Milli Görüş teşkilatlarında uzun süre görev yapmış olan eski
Rize Milletvekili
Şevki Yılmaz,
Saadet Partisi (SP)
iftarında çıkan olayları, "Ebu Cehiller bile bu
mübarek ayda kan davalarını bırakırlardı. Bu ayda doğan kız çocuklarını bile gömmezlerdi.
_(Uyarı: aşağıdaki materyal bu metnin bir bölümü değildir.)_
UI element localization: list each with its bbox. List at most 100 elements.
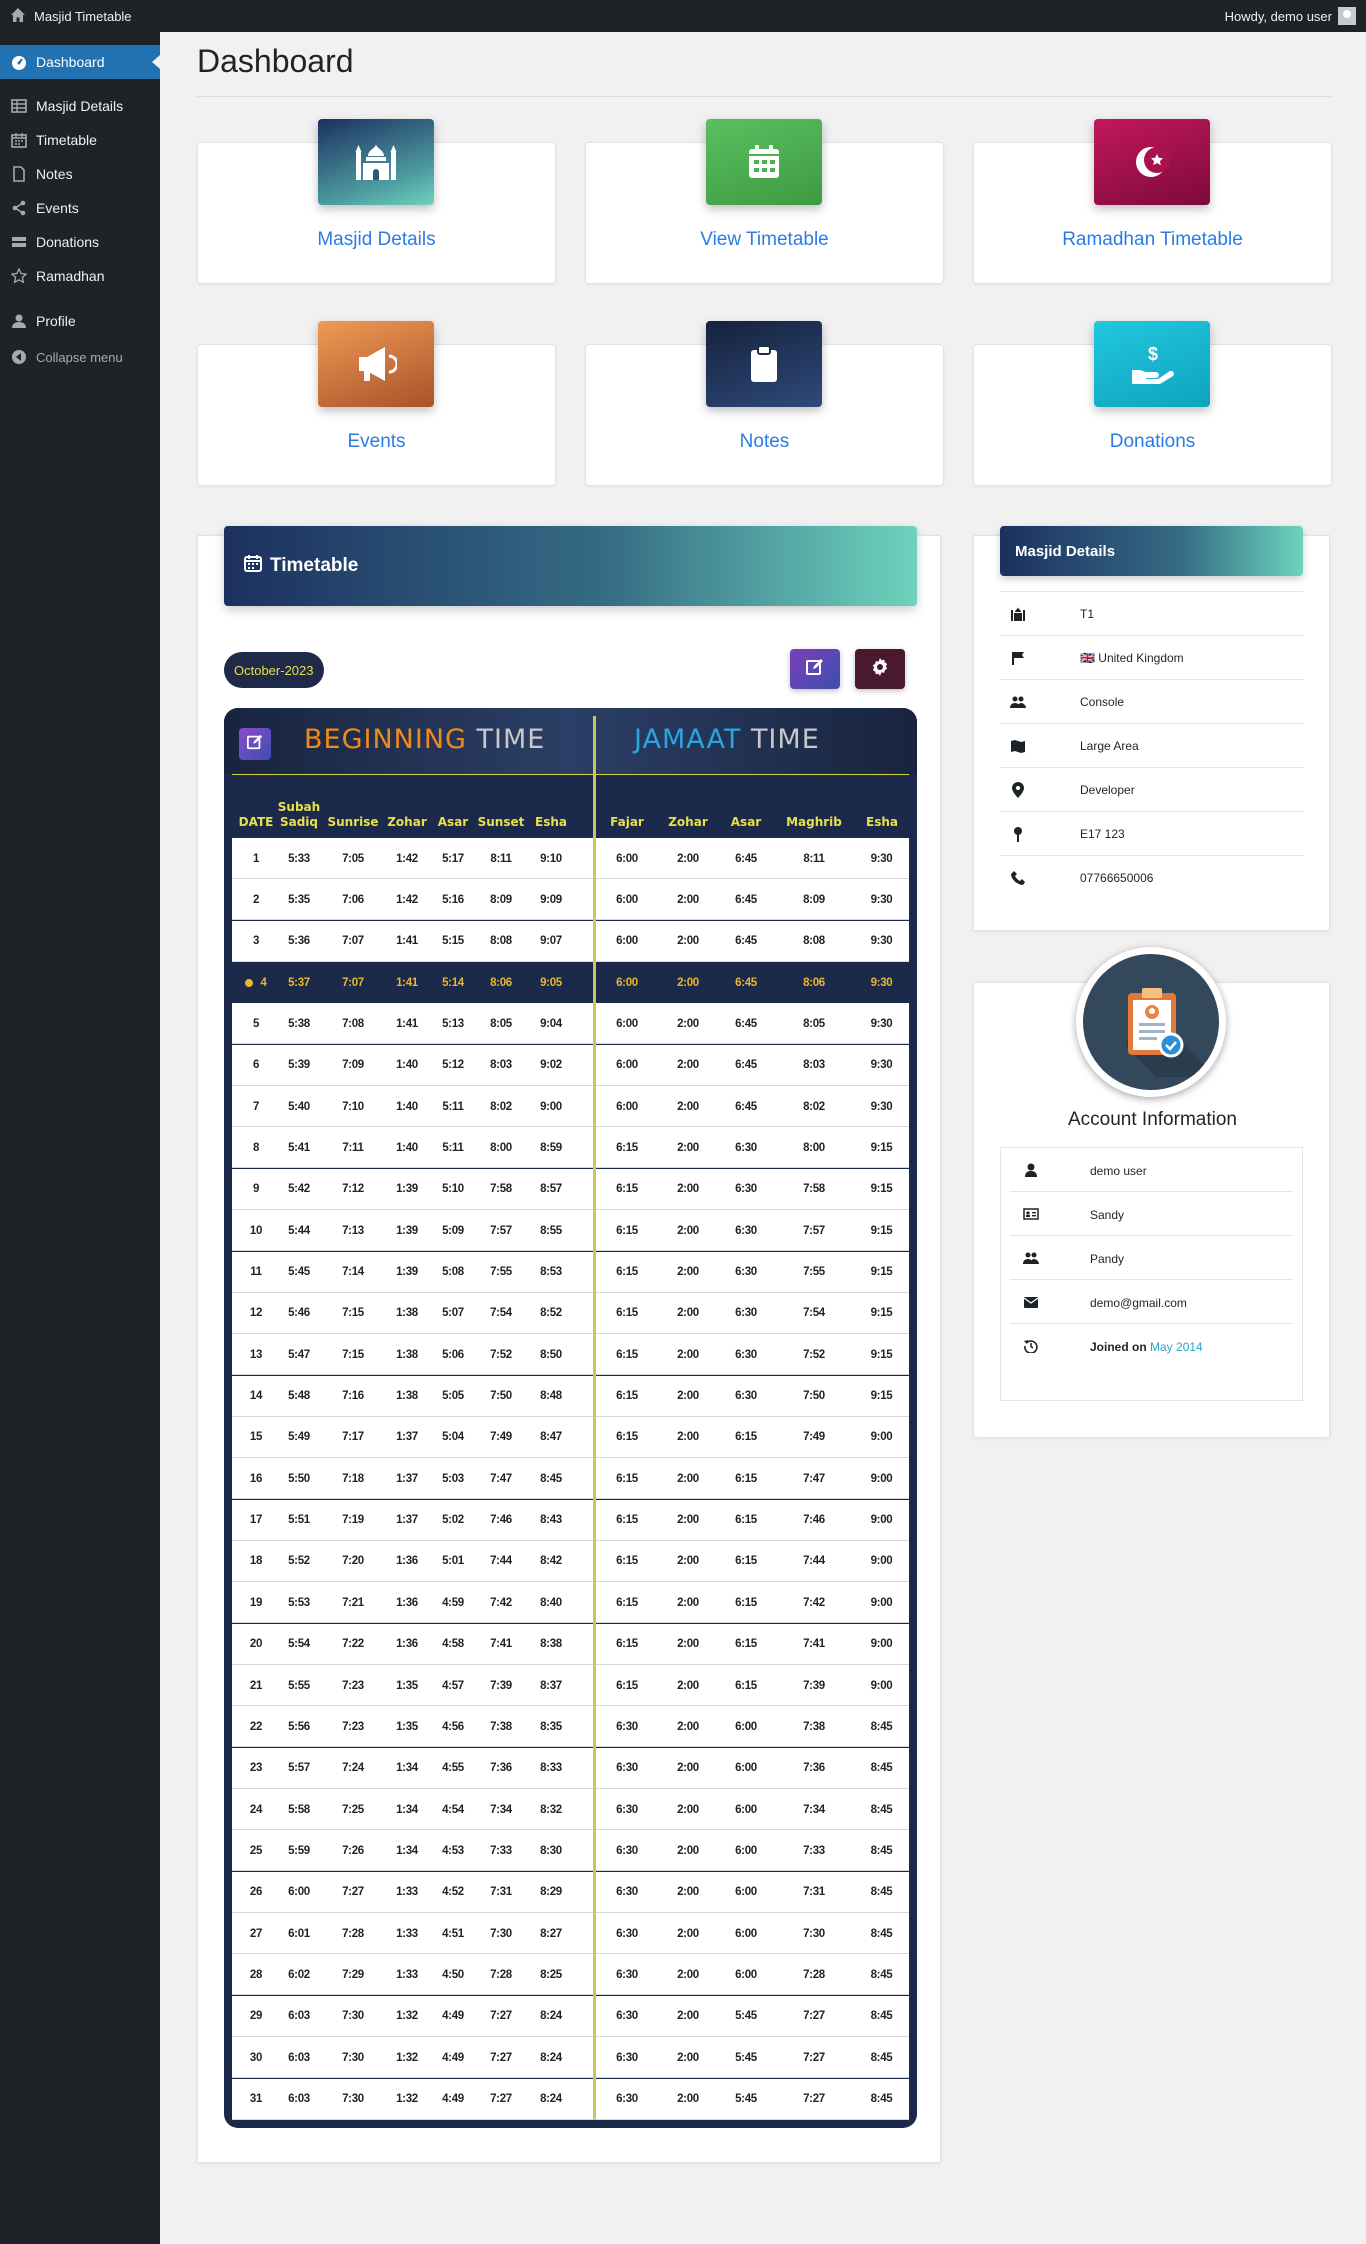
- table-cell: 7:21: [342, 1596, 364, 1609]
- table-cell: 6:00: [288, 1886, 310, 1899]
- site-link[interactable]: Masjid Timetable: [10, 0, 132, 32]
- table-row: 18 5:52 7:20 1:36 5:01 7:44 8:42 6:15 2:00 6:15 7:…: [232, 1540, 909, 1582]
- table-title-bar: BEGINNING TIME JAMAAT TIME: [224, 708, 917, 774]
- detail-row-phone: 07766650006: [1000, 855, 1303, 899]
- donations-icon: [10, 234, 27, 251]
- table-cell: 9:30: [870, 852, 893, 865]
- table-cell: 2:00: [677, 1596, 699, 1609]
- table-cell: 7:47: [803, 1472, 825, 1485]
- table-cell: 6:15: [616, 1514, 638, 1527]
- card-notes[interactable]: Notes: [585, 321, 944, 486]
- table-cell: 7:30: [803, 1927, 825, 1940]
- table-cell: 9:15: [870, 1141, 893, 1154]
- table-cell: 6:30: [735, 1390, 757, 1403]
- user-icon: [10, 313, 27, 330]
- table-cell: 7:18: [342, 1472, 364, 1485]
- user-menu[interactable]: Howdy, demo user: [1225, 0, 1356, 32]
- table-cell: 21: [249, 1679, 263, 1692]
- card-view-timetable[interactable]: View Timetable: [585, 119, 944, 284]
- table-cell: 5:37: [288, 976, 310, 989]
- table-cell: 8:45: [870, 1844, 893, 1857]
- table-cell: 7:08: [342, 1017, 364, 1030]
- table-cell: 7:07: [342, 976, 364, 989]
- share-icon: [10, 200, 27, 217]
- table-cell: 1:41: [396, 976, 418, 989]
- table-cell: 9:00: [870, 1638, 893, 1651]
- sidebar-item-profile[interactable]: Profile: [0, 304, 160, 338]
- table-row: 27 6:01 7:28 1:33 4:51 7:30 8:27 6:30 2:00 6:00 7:…: [232, 1913, 909, 1955]
- table-cell: 8:45: [870, 1720, 893, 1733]
- table-cell: 8:48: [540, 1390, 562, 1403]
- sidebar-item-events[interactable]: Events: [0, 191, 160, 225]
- table-cell: 9:30: [870, 893, 893, 906]
- account-title: Account Information: [1068, 1109, 1237, 1130]
- card-donations[interactable]: $ Donations: [973, 321, 1332, 486]
- timetable-title: Timetable: [270, 555, 359, 576]
- table-cell: 7:20: [342, 1555, 364, 1568]
- table-cell: 2:00: [677, 2010, 699, 2023]
- card-ramadhan-timetable[interactable]: Ramadhan Timetable: [973, 119, 1332, 284]
- sidebar-item-dashboard[interactable]: Dashboard: [0, 45, 160, 79]
- table-cell: 1:38: [396, 1307, 418, 1320]
- table-cell: 6:45: [735, 935, 757, 948]
- table-cell: 7:22: [342, 1638, 364, 1651]
- table-cell: 5:33: [288, 852, 310, 865]
- table-cell: 7:15: [342, 1307, 364, 1320]
- table-row: 28 6:02 7:29 1:33 4:50 7:28 8:25 6:30 2:00 6:00 7:…: [232, 1954, 909, 1996]
- table-cell: 8:45: [870, 1803, 893, 1816]
- card-events[interactable]: Events: [197, 321, 556, 486]
- edit-table-button[interactable]: [239, 728, 271, 760]
- table-cell: 5:35: [288, 893, 310, 906]
- table-cell: 7:42: [803, 1596, 825, 1609]
- table-cell: 28: [249, 1968, 263, 1981]
- table-cell: 7:41: [490, 1638, 512, 1651]
- table-row: 10 5:44 7:13 1:39 5:09 7:57 8:55 6:15 2:00 6:30 7:…: [232, 1210, 909, 1252]
- sidebar-item-notes[interactable]: Notes: [0, 157, 160, 191]
- table-cell: 7:58: [490, 1183, 512, 1196]
- table-cell: 8:57: [540, 1183, 562, 1196]
- table-cell: 9:15: [870, 1348, 893, 1361]
- collapse-menu-button[interactable]: Collapse menu: [0, 340, 160, 374]
- table-cell: 7:34: [490, 1803, 512, 1816]
- sidebar-item-ramadhan[interactable]: Ramadhan: [0, 259, 160, 293]
- table-cell: 31: [249, 2093, 263, 2105]
- sidebar-item-timetable[interactable]: Timetable: [0, 123, 160, 157]
- table-cell: 4:50: [442, 1968, 464, 1981]
- table-cell: 7:31: [490, 1886, 512, 1899]
- table-cell: 8:24: [540, 2010, 562, 2023]
- table-cell: 8:43: [540, 1514, 562, 1527]
- card-masjid-details[interactable]: Masjid Details: [197, 119, 556, 284]
- table-row: 21 5:55 7:23 1:35 4:57 7:39 8:37 6:15 2:00 6:15 7:…: [232, 1665, 909, 1706]
- table-cell: 5:52: [288, 1555, 310, 1568]
- beginning-time-heading: BEGINNING TIME: [304, 724, 546, 755]
- table-cell: 6:00: [735, 1968, 757, 1981]
- table-cell: 5:04: [442, 1431, 464, 1444]
- table-cell: 7:27: [803, 2093, 825, 2105]
- email-link[interactable]: demo@gmail.com: [1090, 1296, 1187, 1310]
- table-cell: 6:45: [735, 1017, 757, 1030]
- settings-button[interactable]: [855, 649, 905, 689]
- account-row-last-name: Pandy: [1010, 1236, 1293, 1280]
- sidebar-item-label: Notes: [36, 166, 73, 182]
- table-cell: 3: [252, 935, 260, 948]
- edit-timetable-button[interactable]: [790, 649, 840, 689]
- table-cell: 7:27: [803, 2010, 825, 2023]
- sidebar-item-label: Ramadhan: [36, 268, 105, 284]
- table-row: 9 5:42 7:12 1:39 5:10 7:58 8:57 6:15 2:00 6:30 7:5…: [232, 1168, 909, 1210]
- table-cell: 4:52: [442, 1886, 464, 1899]
- table-cell: 5:01: [442, 1555, 464, 1568]
- sidebar-item-masjid-details[interactable]: Masjid Details: [0, 89, 160, 123]
- table-cell: 2:00: [677, 1514, 699, 1527]
- table-cell: 7:25: [342, 1803, 364, 1816]
- table-cell: 2:00: [677, 1183, 699, 1196]
- table-cell: 5:56: [288, 1720, 310, 1733]
- table-cell: 5:07: [442, 1307, 464, 1320]
- table-cell: 7:07: [342, 935, 364, 948]
- month-selector[interactable]: October-2023: [224, 652, 324, 688]
- table-cell: 6:30: [616, 2093, 638, 2105]
- table-cell: 7: [252, 1100, 260, 1113]
- edit-icon: [247, 734, 263, 755]
- table-cell: 6:15: [616, 1431, 638, 1444]
- table-cell: 4:49: [442, 2093, 464, 2105]
- sidebar-item-donations[interactable]: Donations: [0, 225, 160, 259]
Sükunet, kardeşlik, birbirini sevmek gerekiyor." sözleriyle değerlendirdi.
Hollanda'ya gidişi esnasında
Atatürk Havalimanı'nda Cihan Haber Ajansı'nın sorularını cevaplandıran Şevki Yılmaz, SP'de iftar vakti yaşanan
kavga ve 12
Eylül referandumuna ilişkin açıklamalar yaptı.
Milli Görüş çatısı altında 30 yıl bulunduktan sonra siyasetten ayrılan Şevki Yılmaz, kardeşler arası kavgayı tasvip etmeyeceklerini belirterek,
koltukların gelip geçici, dünyanın fani ve asıl olanın
ahiret sonsuzluğu olduğunu anlattı.
DÜNYA KALPTE DEĞİL CEPTE OLURSA KAVGALAR OLUYOR
"Ama maalesef dünya kalpte değil cepte olursa kavgalar oluyor." diye sözlerini sürdüren Yılmaz, dinin kullanılmak için değil yaşamak için geldiğini vurguladı.
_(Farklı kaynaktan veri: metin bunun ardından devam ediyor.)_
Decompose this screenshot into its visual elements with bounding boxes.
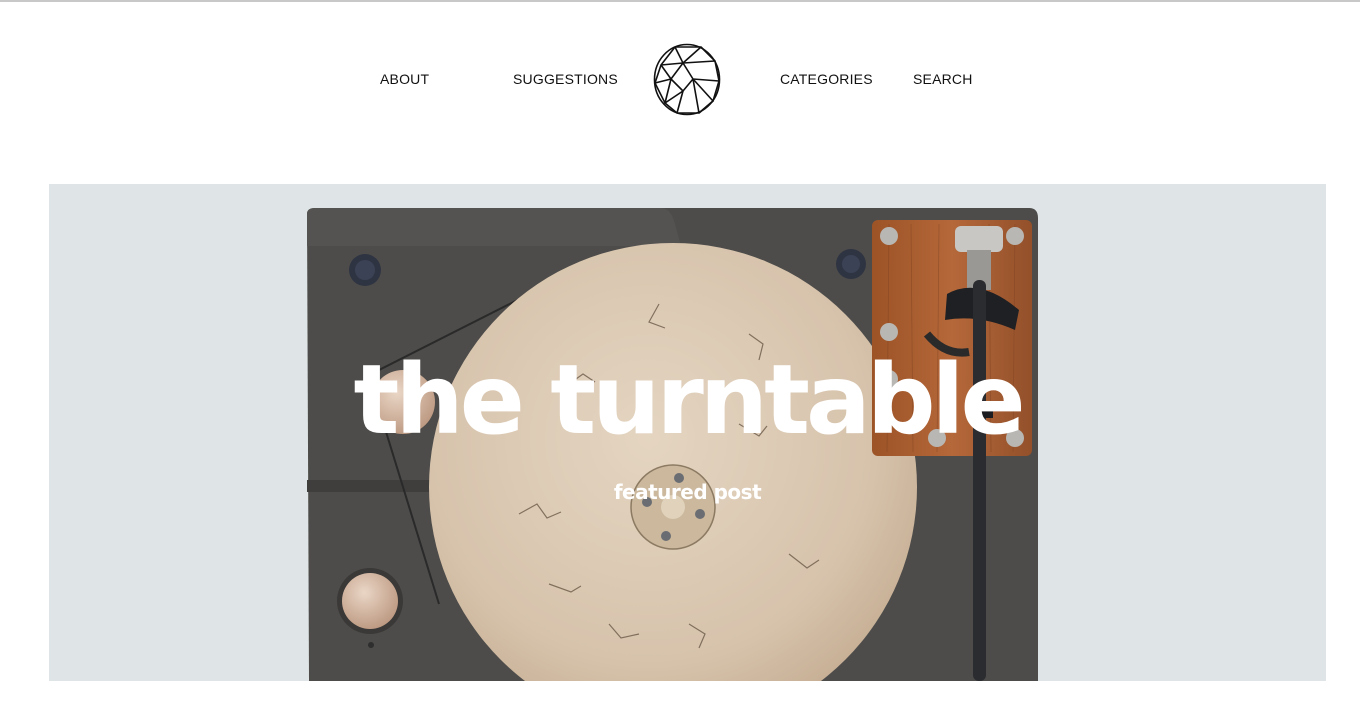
hero-title[interactable]: the turntable bbox=[49, 352, 1326, 448]
hero-subtitle: featured post bbox=[613, 480, 762, 504]
site-logo-icon[interactable] bbox=[653, 43, 721, 116]
featured-post-hero[interactable]: the turntable featured post bbox=[49, 184, 1326, 681]
nav-categories[interactable]: CATEGORIES bbox=[780, 71, 873, 87]
browser-top-border bbox=[0, 0, 1360, 2]
nav-suggestions[interactable]: SUGGESTIONS bbox=[513, 71, 618, 87]
nav-search[interactable]: SEARCH bbox=[913, 71, 973, 87]
nav-about[interactable]: ABOUT bbox=[380, 71, 429, 87]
Yılmaz, "Koltuklara, makamlara, paralara
esir olanlar hep kavga ederler. Koltukları ve makamları esir alanlar hep kardeş olurlar. Biz bunu
Afganistan'da yaşadık. 1980'lerdeki Afganistan ile övünüyoruz ama bugünkü Afgan ile utanç duyuyoruz. Aynı Afganlının kalbinde
Allah cebinde dünya iken Rusları yendiler istiklallerine kavuştular. Sonra
iktidara geldiler. Koltuklar uğruna 7 grup birbirini yedi. Her grup kendini haklı diğerini cehennemlik ve kafir gördü. Birbirleriyle savaştı kendi elleriyle ülkelerini işgal kuvvetlerine teslim ettiler." örneğini verdi.
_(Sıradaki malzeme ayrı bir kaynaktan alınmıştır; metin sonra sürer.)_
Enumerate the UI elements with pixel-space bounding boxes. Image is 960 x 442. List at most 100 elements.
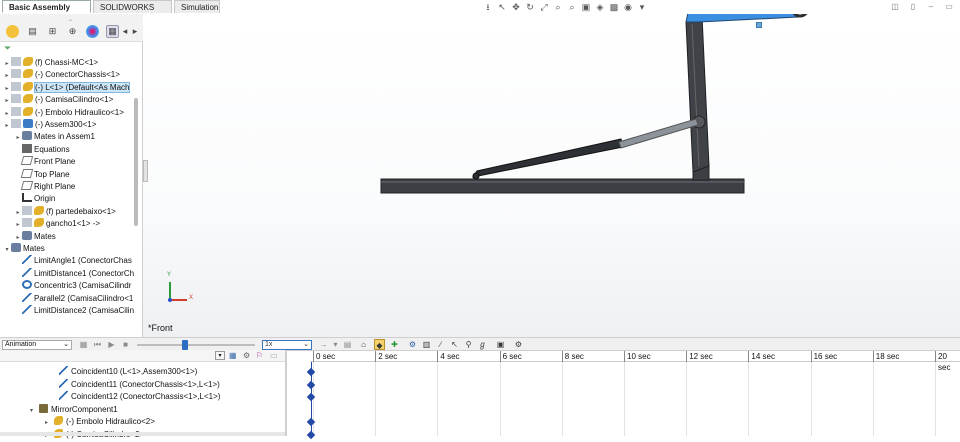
tree-item[interactable]: ▸ (f) partedebaixo<1> xyxy=(14,205,116,219)
chassis-base[interactable] xyxy=(380,178,745,194)
cylinder-mount[interactable] xyxy=(472,172,480,180)
timeline-tree-item[interactable]: ▸ (-) Embolo Hidraulico<2> xyxy=(45,416,155,428)
filter-driving-icon[interactable]: ▦ xyxy=(229,351,237,360)
chevron-right-icon[interactable]: ▸ xyxy=(131,25,139,38)
filter-icon[interactable]: ⏷ xyxy=(4,43,11,54)
add-key-icon[interactable]: ✚ xyxy=(389,339,400,350)
tree-item[interactable]: ▸ Mates in Assem1 xyxy=(14,131,95,143)
playback-speed-select[interactable]: 1x ⌄ xyxy=(262,340,312,350)
expand-arrow-icon[interactable]: ▸ xyxy=(14,207,22,219)
l-arm-horizontal[interactable] xyxy=(685,14,799,23)
playback-loop-icon[interactable]: ▾ xyxy=(330,339,341,350)
hydraulic-piston-rod[interactable] xyxy=(618,118,699,149)
tree-item[interactable]: ▸ (f) Chassi-MC<1> xyxy=(3,57,98,69)
minimize-icon[interactable]: – xyxy=(926,2,936,12)
tree-scrollbar[interactable] xyxy=(134,98,138,226)
tree-item[interactable]: Right Plane xyxy=(14,181,75,193)
expand-arrow-icon[interactable]: ▸ xyxy=(14,219,22,231)
expand-arrow-icon[interactable]: ▸ xyxy=(3,95,11,107)
tree-item[interactable]: LimitDistance1 (ConectorCh xyxy=(14,267,134,280)
timeline-tree-item[interactable]: ▾ MirrorComponent1 xyxy=(30,403,118,417)
expand-arrow-icon[interactable]: ▸ xyxy=(3,120,11,132)
expand-arrow-icon[interactable]: ▸ xyxy=(3,58,11,70)
maximize-icon[interactable]: ▭ xyxy=(944,2,954,12)
damper-icon[interactable]: ∕ xyxy=(435,339,446,350)
stop-icon[interactable]: ■ xyxy=(120,339,131,350)
expand-arrow-icon[interactable]: ▸ xyxy=(14,232,22,244)
chevron-left-icon[interactable]: ◂ xyxy=(121,25,129,38)
tree-item[interactable]: Front Plane xyxy=(14,156,75,168)
assembly-model[interactable] xyxy=(143,14,960,337)
timeline-tree-item[interactable]: Coincident12 (ConectorChassis<1>,L<1>) xyxy=(50,391,220,403)
expand-arrow-icon[interactable]: ▸ xyxy=(45,417,54,429)
tree-item[interactable]: ▸ gancho1<1> -> xyxy=(14,218,100,230)
feature-manager-tab-icon[interactable] xyxy=(6,25,19,38)
view-orientation-icon[interactable]: ◈ xyxy=(594,1,606,13)
expand-arrow-icon[interactable]: ▸ xyxy=(14,132,22,144)
motion-study-properties-icon[interactable]: ⚙ xyxy=(513,339,524,350)
l-arm-vertical[interactable] xyxy=(685,15,710,173)
tree-item[interactable]: ▸ (-) Embolo Hidraulico<1> xyxy=(3,106,124,120)
zoom-area-icon[interactable]: ⌕ xyxy=(552,1,564,13)
configuration-manager-tab-icon[interactable]: ⊞ xyxy=(46,25,59,38)
spring-icon[interactable]: ▥ xyxy=(421,339,432,350)
select-arrow-icon[interactable]: ↖ xyxy=(496,1,508,13)
tab-solidworks-cam[interactable]: SOLIDWORKS CAM xyxy=(93,0,172,25)
display-style-icon[interactable]: ▩ xyxy=(608,1,620,13)
playback-slider-thumb[interactable] xyxy=(182,340,189,350)
tree-item[interactable]: LimitDistance2 (CamisaCilin xyxy=(14,305,134,317)
expand-arrow-icon[interactable]: ▸ xyxy=(3,108,11,120)
tree-item[interactable]: Origin xyxy=(14,193,55,205)
panel-collapse-handle[interactable] xyxy=(143,160,148,182)
timeline-tree-item[interactable]: Coincident11 (ConectorChassis<1>,L<1>) xyxy=(50,378,220,391)
hydraulic-cylinder-barrel[interactable] xyxy=(471,138,624,178)
hide-show-icon[interactable]: ◉ xyxy=(622,1,634,13)
contact-icon[interactable]: ⚲ xyxy=(463,339,474,350)
zoom-fit-icon[interactable]: ⤢ xyxy=(538,1,550,13)
collapse-arrow-icon[interactable]: ▾ xyxy=(3,244,11,256)
tree-item[interactable]: ▸ (-) CamisaCilindro<1> xyxy=(3,94,113,106)
filter-animated-icon[interactable]: ▾ xyxy=(215,351,225,360)
tree-item[interactable]: ▸ (-) L<1> (Default<As Mach xyxy=(3,81,131,94)
tree-item[interactable]: Concentric3 (CamisaCilindr xyxy=(14,280,131,292)
autokey-icon[interactable]: ◆ xyxy=(374,339,385,350)
display-manager-tab-icon[interactable] xyxy=(86,25,99,38)
panel-grip-icon[interactable]: ⌄ xyxy=(68,16,73,23)
motor-icon[interactable]: ⚙ xyxy=(407,339,418,350)
dimxpert-tab-icon[interactable]: ⊕ xyxy=(66,25,79,38)
restore-pane-icon[interactable]: ◫ xyxy=(890,2,900,12)
study-type-select[interactable]: Animation ⌄ xyxy=(2,340,72,350)
calculate-icon[interactable]: ▦ xyxy=(78,339,89,350)
split-pane-icon[interactable]: ▯ xyxy=(908,2,918,12)
graphics-viewport[interactable]: Y X xyxy=(143,14,960,337)
rotate-icon[interactable]: ↻ xyxy=(524,1,536,13)
filter-results-icon[interactable]: ⚐ xyxy=(256,351,263,360)
section-view-icon[interactable]: ▣ xyxy=(580,1,592,13)
timeline-tree-item[interactable]: Coincident10 (L<1>,Assem300<1>) xyxy=(50,366,197,378)
filter-selected-icon[interactable]: ⚙ xyxy=(243,351,250,360)
pan-icon[interactable]: ⭳ xyxy=(482,1,494,13)
tab-basic-assembly-tools[interactable]: Basic Assembly Tools xyxy=(2,0,91,25)
gravity-icon[interactable]: ℊ xyxy=(477,339,488,350)
timeline-divider[interactable] xyxy=(285,350,287,436)
time-ruler[interactable]: 0 sec 2 sec 4 sec 6 sec 8 sec 10 sec 12 sec 14 … xyxy=(310,351,960,372)
property-manager-tab-icon[interactable]: ▤ xyxy=(26,25,39,38)
tree-item[interactable]: ▸ (-) ConectorChassis<1> xyxy=(3,69,120,81)
save-animation-icon[interactable]: ▤ xyxy=(342,339,353,350)
results-plots-icon[interactable]: ▣ xyxy=(495,339,506,350)
tree-item[interactable]: Top Plane xyxy=(14,168,70,181)
tab-simulation[interactable]: Simulation xyxy=(174,0,220,13)
move-icon[interactable]: ✥ xyxy=(510,1,522,13)
playback-mode-icon[interactable]: → xyxy=(318,339,329,350)
playback-slider[interactable] xyxy=(137,344,255,346)
tree-item[interactable]: Parallel2 (CamisaCilindro<1 xyxy=(14,292,133,305)
play-from-start-icon[interactable]: ⏮ xyxy=(92,339,103,350)
cam-tab-icon[interactable]: ▦ xyxy=(106,25,119,38)
timeline-scrollbar[interactable] xyxy=(0,432,285,436)
animation-wizard-icon[interactable]: ⌂ xyxy=(358,339,369,350)
tree-item[interactable]: Equations xyxy=(14,143,70,156)
tree-item[interactable]: ▸ (-) Assem300<1> xyxy=(3,119,96,131)
expand-arrow-icon[interactable]: ▾ xyxy=(30,405,39,417)
tree-item[interactable]: LimitAngle1 (ConectorChas xyxy=(14,255,132,267)
force-icon[interactable]: ↖ xyxy=(449,339,460,350)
CAHİL TOPLUM İLE İKTİDAR TAM BİR İMTİHANDIR
Şevki Yılmaz, 30 yıllık siyasi hayatının tecrübesini "Cahil
toplum ile iktidar tam bir intihardır." şeklinde ifade ederek, kavgaların bunu gösterdiğine işaret etti. Eski partisi için, "İktidara gelirken ilmi ön planda tutmalıydık" diye öz
eleştiri yapan Yılmaz, şöyle devam etti: "İktidara gelebiliyorsunuz. Kadronuz kendinizden değilse hükümet oluyor ama muktedir olamıyorsun. Şimdi tam bir acı
manzara yaşandı. Koltuk uğruna kardeşleri birbirine düşürüyorlar. Aslında o kavgayı yapanlar maşadır, aldatılmış, aklını kiraya vermiş kardeşlerimdir. Koltuk hırsı taşıyanların maşası olabilir. Kavgayla nereye varabilirsiniz ki. Yıllarca sohbetlerimizde bu gençlere nefis terbiyesi dersi vereceğiz. Ama kendimiz uygulayamayacağız. Allah, 'yaşamadığınızı neden söylüyorsunuz" diyor.
İslam barış demektir. Bir Müslüman'ın bunlara şık bakması uygun değil."
Ramazan ayına Ebu Cehil kadar saygılı olmak için çağrıda bulunan Şevki Yılmaz, "Ebu Cehiller, 'Haram Aylar'a (Zilkâde,
Zilhicce,
Muharrem, Receb) saygısını gösteriyordu. Bizim Ebu Cehil'den farkımız olması için 12 ay kavga etmememiz lazım. Nedir bu koltukların hırsı. Siz Sahabe'den üstün müsünüz? Sahabenin kendisi de 2 parti birden kuruldu. Muaviye'nin Şamda, Hazreti Ali'nin de Kufe'de partisi vardı. Kimse birbirine 'kafir' demedi. Oyuna getirdiler, savaş da yaptılar ama yatsı namazında savaş yapmamış gibi omuz omuza namaz kıldılar. O gün kuvvet yoluyla iktidar elde ediliyordu. Bugün sandıklar var." dedi.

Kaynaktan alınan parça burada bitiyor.